"Big Tech" : l'heure est à la responsabilité

Alors qu'Internet est devenu l'espace central de la circulation de l'information, il devient crucial d'imposer aux géants du numérique, principaux acteurs d'échanges, un régime de responsabilité à la hauteur de l'influence qu'ils détiennent.
Par Olivier Sichel et Arno Pons, 
think-tank « Digital New Deal Foundation ».
Par Olivier Sichel et Arno Pons, think-tank « Digital New Deal Foundation ». (Crédits : DR)

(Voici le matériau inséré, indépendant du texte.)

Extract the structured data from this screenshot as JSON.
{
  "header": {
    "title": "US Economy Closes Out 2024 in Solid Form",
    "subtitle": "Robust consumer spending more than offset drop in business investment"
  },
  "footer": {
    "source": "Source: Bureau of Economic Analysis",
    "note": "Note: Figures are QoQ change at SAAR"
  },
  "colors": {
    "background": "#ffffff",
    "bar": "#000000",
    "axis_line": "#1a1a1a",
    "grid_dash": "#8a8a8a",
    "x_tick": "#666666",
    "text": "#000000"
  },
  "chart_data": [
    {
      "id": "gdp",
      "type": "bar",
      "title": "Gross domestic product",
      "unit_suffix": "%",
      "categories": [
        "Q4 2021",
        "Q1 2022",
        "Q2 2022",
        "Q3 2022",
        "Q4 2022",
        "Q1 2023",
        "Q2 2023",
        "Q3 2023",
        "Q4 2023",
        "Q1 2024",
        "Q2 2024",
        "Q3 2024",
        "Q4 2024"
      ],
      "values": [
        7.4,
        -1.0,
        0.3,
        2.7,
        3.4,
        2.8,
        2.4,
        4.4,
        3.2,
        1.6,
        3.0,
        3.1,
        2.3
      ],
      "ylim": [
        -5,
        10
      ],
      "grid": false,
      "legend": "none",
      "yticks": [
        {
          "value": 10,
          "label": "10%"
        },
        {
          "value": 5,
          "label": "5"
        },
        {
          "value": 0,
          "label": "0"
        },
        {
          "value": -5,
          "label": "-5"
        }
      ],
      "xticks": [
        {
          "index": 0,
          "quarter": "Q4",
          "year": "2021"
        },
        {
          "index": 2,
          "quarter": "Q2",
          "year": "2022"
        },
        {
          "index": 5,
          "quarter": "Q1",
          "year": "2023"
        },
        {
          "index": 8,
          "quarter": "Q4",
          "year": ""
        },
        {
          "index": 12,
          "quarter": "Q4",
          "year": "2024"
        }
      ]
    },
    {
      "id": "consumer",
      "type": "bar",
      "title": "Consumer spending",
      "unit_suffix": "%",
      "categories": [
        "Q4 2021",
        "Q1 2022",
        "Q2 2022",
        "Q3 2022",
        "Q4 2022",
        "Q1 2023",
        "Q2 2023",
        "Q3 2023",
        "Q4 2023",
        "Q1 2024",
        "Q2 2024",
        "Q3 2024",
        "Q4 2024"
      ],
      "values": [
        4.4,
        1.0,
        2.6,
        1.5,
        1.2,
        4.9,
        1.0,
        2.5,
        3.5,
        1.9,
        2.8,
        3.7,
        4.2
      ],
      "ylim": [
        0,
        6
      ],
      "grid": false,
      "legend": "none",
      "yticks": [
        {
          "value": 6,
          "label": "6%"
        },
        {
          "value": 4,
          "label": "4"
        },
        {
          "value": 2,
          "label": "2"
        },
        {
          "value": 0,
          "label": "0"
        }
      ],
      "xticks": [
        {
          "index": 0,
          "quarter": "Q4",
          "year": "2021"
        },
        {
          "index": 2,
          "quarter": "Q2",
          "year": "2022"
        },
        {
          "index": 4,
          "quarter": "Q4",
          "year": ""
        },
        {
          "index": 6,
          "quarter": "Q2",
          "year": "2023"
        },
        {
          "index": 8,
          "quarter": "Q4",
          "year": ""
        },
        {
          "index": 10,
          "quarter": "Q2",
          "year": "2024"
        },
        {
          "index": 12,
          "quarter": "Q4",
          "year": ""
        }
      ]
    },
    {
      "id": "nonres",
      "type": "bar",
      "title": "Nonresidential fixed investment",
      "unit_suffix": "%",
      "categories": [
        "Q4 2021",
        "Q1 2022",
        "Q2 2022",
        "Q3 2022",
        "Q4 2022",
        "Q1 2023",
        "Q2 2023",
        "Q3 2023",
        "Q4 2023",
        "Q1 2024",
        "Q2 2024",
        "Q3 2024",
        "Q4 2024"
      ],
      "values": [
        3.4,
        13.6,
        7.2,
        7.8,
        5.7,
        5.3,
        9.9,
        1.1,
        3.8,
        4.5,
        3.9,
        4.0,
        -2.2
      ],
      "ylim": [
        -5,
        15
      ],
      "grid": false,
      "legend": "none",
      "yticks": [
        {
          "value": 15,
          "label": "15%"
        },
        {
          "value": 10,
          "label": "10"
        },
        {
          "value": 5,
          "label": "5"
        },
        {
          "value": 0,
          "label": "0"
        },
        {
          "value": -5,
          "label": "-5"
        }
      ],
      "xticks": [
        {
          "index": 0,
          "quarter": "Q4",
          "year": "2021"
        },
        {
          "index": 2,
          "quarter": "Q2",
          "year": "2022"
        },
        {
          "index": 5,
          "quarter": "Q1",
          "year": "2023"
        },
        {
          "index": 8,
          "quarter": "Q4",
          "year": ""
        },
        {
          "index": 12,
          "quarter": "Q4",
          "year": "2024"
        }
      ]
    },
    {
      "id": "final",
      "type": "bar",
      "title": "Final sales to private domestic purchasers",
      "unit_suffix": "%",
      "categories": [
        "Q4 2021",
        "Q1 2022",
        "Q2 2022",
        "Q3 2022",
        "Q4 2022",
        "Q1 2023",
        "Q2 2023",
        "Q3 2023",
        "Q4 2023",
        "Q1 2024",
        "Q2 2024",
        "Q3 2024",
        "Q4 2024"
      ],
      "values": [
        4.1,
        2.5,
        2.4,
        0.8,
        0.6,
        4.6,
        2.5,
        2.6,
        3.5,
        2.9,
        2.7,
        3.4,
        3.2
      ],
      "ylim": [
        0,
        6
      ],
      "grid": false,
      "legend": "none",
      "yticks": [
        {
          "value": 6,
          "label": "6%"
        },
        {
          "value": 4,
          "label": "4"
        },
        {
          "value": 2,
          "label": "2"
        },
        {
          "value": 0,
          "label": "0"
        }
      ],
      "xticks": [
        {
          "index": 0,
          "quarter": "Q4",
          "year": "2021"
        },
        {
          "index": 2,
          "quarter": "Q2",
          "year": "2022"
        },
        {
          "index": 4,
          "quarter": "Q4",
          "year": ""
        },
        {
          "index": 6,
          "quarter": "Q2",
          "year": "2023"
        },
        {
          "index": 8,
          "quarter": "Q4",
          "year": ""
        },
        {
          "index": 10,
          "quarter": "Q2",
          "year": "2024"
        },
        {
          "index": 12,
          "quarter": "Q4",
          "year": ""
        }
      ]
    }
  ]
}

La France est devenue un des moteurs de la prise de conscience européenne sur l'importance de défendre une souveraineté numérique face à des plateformes devenues dominantes. C'est pour renforcer ce rôle que nous publions Réflexions dans la perspective du Digital Services Act européen, rapport de la juriste Liza Bellulo, afin d'affirmer au niveau européen, une vision française de la régulation du numérique. Ce rapport a été pensé comme une contribution au travail actuellement mené par la Commission européenne, les Etats membres et la France sur le sujet de la régulation des plateformes numériques au niveau européen. Il s'agit d'apporter un soutien appuyé à la démarche en proposant des idées constructives.

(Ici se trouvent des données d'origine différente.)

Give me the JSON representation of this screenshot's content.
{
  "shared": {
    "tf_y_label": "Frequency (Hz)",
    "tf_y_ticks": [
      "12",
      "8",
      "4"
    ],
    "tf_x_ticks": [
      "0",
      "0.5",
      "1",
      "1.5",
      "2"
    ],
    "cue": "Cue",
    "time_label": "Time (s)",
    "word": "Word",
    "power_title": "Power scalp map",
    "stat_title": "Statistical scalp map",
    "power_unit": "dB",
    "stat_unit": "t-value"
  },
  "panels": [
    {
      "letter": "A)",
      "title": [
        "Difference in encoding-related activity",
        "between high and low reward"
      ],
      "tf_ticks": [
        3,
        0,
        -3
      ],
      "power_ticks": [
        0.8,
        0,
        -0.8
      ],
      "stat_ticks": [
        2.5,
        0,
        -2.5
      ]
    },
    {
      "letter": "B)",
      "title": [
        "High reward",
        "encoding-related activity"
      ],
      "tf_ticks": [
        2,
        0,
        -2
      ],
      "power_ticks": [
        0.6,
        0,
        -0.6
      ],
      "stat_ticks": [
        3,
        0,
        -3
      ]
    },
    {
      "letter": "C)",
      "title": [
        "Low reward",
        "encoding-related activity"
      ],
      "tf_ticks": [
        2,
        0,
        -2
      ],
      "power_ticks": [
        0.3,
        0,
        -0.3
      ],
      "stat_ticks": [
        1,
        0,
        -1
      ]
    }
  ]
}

Le Digital Services Act, symbole
d'une Commission déterminée

La régulation du numérique au niveau européen est aujourd'hui en partie posée par la directive dite e-commerce du 8 juin 2000. Elle avance le principe d'une responsabilité limitée des intermédiaires techniques, parmi lesquels figurent les plateformes que nous utilisons tous les jours. Il faut préciser qu'elles étaient inexistantes, ou presque, lors de son élaboration. Google venait d'être créée, Amazon était encore un libraire, Facebook n'avait pas encore dépassé sa fonction de trombinoscope d'Harvard, et Apple était encore loin de commercialiser l'iPhone et sa boutique d'application.

L'un des objectifs du futur Digital Services Act est de pallier cet anachronisme afin de mieux réguler ces acteurs incontournables. A ce titre, nous proposons de restreindre le statut d'hébergeur prévu par la directive e-commerce aux services numériques réellement passifs. Nous proposons d'instituer, à la charge des géants du numérique, des obligations d'action et de précaution s'agissant des contenus qui dépassent incontestablement les bornes de la liberté d'expression garantie par la Convention européenne des droits de l'homme et la Charte des droits fondamentaux.

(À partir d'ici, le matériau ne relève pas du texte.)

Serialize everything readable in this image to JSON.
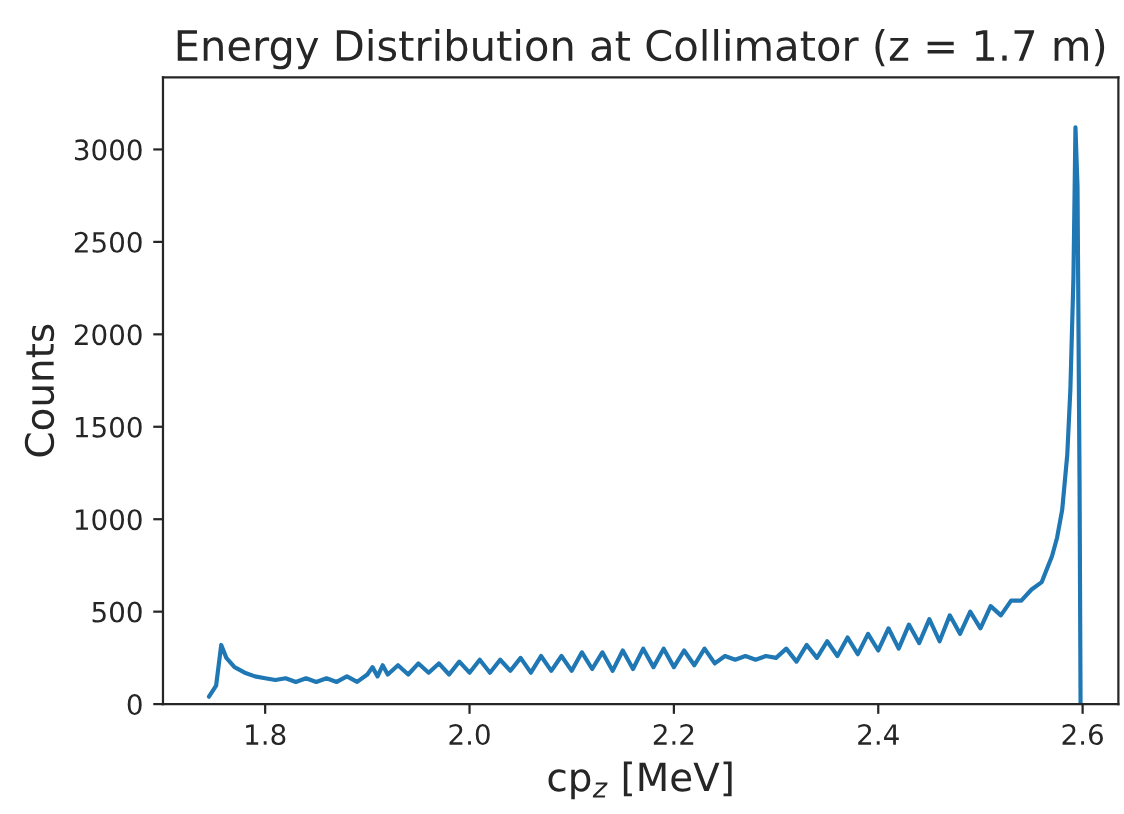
{
  "chart_data": {
    "type": "line",
    "title": "Energy Distribution at Collimator (z = 1.7 m)",
    "xlabel": "cp$_{z}$ [MeV]",
    "ylabel": "Counts",
    "series": [
      {
        "color": "#1f77b4",
        "x": [
          1.745,
          1.752,
          1.757,
          1.762,
          1.77,
          1.78,
          1.79,
          1.8,
          1.81,
          1.82,
          1.83,
          1.84,
          1.85,
          1.86,
          1.87,
          1.88,
          1.89,
          1.9,
          1.905,
          1.91,
          1.915,
          1.92,
          1.93,
          1.94,
          1.95,
          1.96,
          1.97,
          1.98,
          1.99,
          2.0,
          2.01,
          2.02,
          2.03,
          2.04,
          2.05,
          2.06,
          2.07,
          2.08,
          2.09,
          2.1,
          2.11,
          2.12,
          2.13,
          2.14,
          2.15,
          2.16,
          2.17,
          2.18,
          2.19,
          2.2,
          2.21,
          2.22,
          2.23,
          2.24,
          2.25,
          2.26,
          2.27,
          2.28,
          2.29,
          2.3,
          2.31,
          2.32,
          2.33,
          2.34,
          2.35,
          2.36,
          2.37,
          2.38,
          2.39,
          2.4,
          2.41,
          2.42,
          2.43,
          2.44,
          2.45,
          2.46,
          2.47,
          2.48,
          2.49,
          2.5,
          2.51,
          2.52,
          2.53,
          2.54,
          2.55,
          2.56,
          2.565,
          2.57,
          2.575,
          2.58,
          2.585,
          2.588,
          2.591,
          2.593,
          2.595,
          2.597,
          2.598
        ],
        "values": [
          40,
          100,
          320,
          250,
          200,
          170,
          150,
          140,
          130,
          140,
          120,
          140,
          120,
          140,
          120,
          150,
          120,
          160,
          200,
          150,
          210,
          160,
          210,
          160,
          220,
          170,
          220,
          160,
          230,
          170,
          240,
          170,
          240,
          180,
          250,
          170,
          260,
          180,
          260,
          180,
          280,
          190,
          280,
          180,
          290,
          190,
          300,
          200,
          300,
          200,
          290,
          210,
          300,
          220,
          260,
          240,
          260,
          240,
          260,
          250,
          300,
          230,
          320,
          250,
          340,
          260,
          360,
          270,
          380,
          290,
          410,
          300,
          430,
          330,
          460,
          340,
          480,
          380,
          500,
          410,
          530,
          480,
          560,
          560,
          620,
          660,
          730,
          800,
          900,
          1050,
          1350,
          1700,
          2300,
          3120,
          2800,
          1200,
          0
        ]
      }
    ],
    "xlim": [
      1.7,
      2.635
    ],
    "ylim": [
      0,
      3390
    ],
    "xticks": [
      1.8,
      {
        "value": 2.0,
        "label": "2.0"
      },
      2.2,
      2.4,
      2.6
    ],
    "yticks": [
      0,
      500,
      1000,
      1500,
      2000,
      2500,
      3000
    ],
    "grid": false,
    "legend": false
  }
}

Une régulation spécifique pour
attaquer l'impunité des géants du numérique

Le poids des sanctions européennes en matière de droit de la concurrence ne suffit plus, même si ces sanctions envers les géants du numérique appliquées à ce titre se sont multipliées ces dernières années. On se souvient notamment de celles pour abus de position dominante de Google par la Commission européenne : l'affaire Google Shopping lui a valu une sanction de 2,42 milliards d'euros en 2017, l'affaire Android 4,34 milliards en 2018, et l'affaire Adsense 1,49 milliard en 2019. Nous pensons que ces sanctions doivent être accompagnées de mesures préventives spécifiques pour répondre au caractère « structurant » de ces plateformes, caractère acquis notamment grâce aux effets de réseau, à un immense pouvoir de marché sur la recherche en ligne ou encore la publicité. A cet effet, il faut imposer à ces plateformes structurantes des obligations spécifiques de notification des concentrations afin d'éviter les « acquisitions prédatrices », ayant pour but d'annihiler toute forme de concurrence.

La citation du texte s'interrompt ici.